Electronics giant NEC has cut its profit forecast in the wake of decreasing sales in the areas of IT services and personal computers. The Japanese company forecasts sales of 3,200.0 billion yen, 100.0 billion yen less than the previous forecast.
What’s more, NEC forecasts operating income of 60.0 billion yen, 40.0 billion yen less than the previous forecast. NEC expects ordinary income of 10.0 billion yen, 45.0 billion yen less than the previous forecast, due to worsening operating income. As well, NEC anticipates net income of 0.0 yen, 15.0 billion yen less than the previous forecast.
At the same time, NEC has recently revealed plans to strengthen its small and midsized liquid crystal panel business. Hoping to seize on an expanding market, in July 2011, NEC LCD Technologies will become a joint venture company with the AVIC International Group, who will entrust the management of its liquid crystal panel business to Tianma and take control of 70 percent of NEC Corporation's shares in NEC LCD Technologies.

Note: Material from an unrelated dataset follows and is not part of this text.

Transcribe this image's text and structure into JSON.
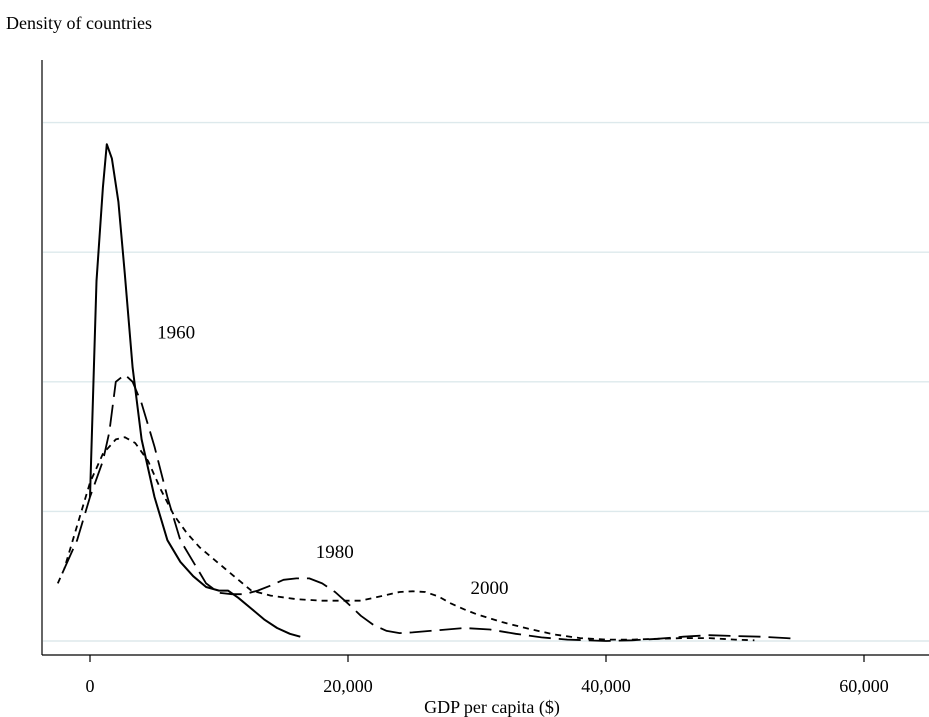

According to a press release from the company, “NEC LCD Technologies will continue to be a Japan based liquid crystal enterprise that is focused on small and midsized industrial use liquid crystal panel business. This alliance enables NEC LCD Technologies to combine its world-class technology strength with Tianma's advanced production capacity as part of becoming a leading global company that quickly provides worldwide markets with high quality, competitively priced small and midsize panels for industrial use.”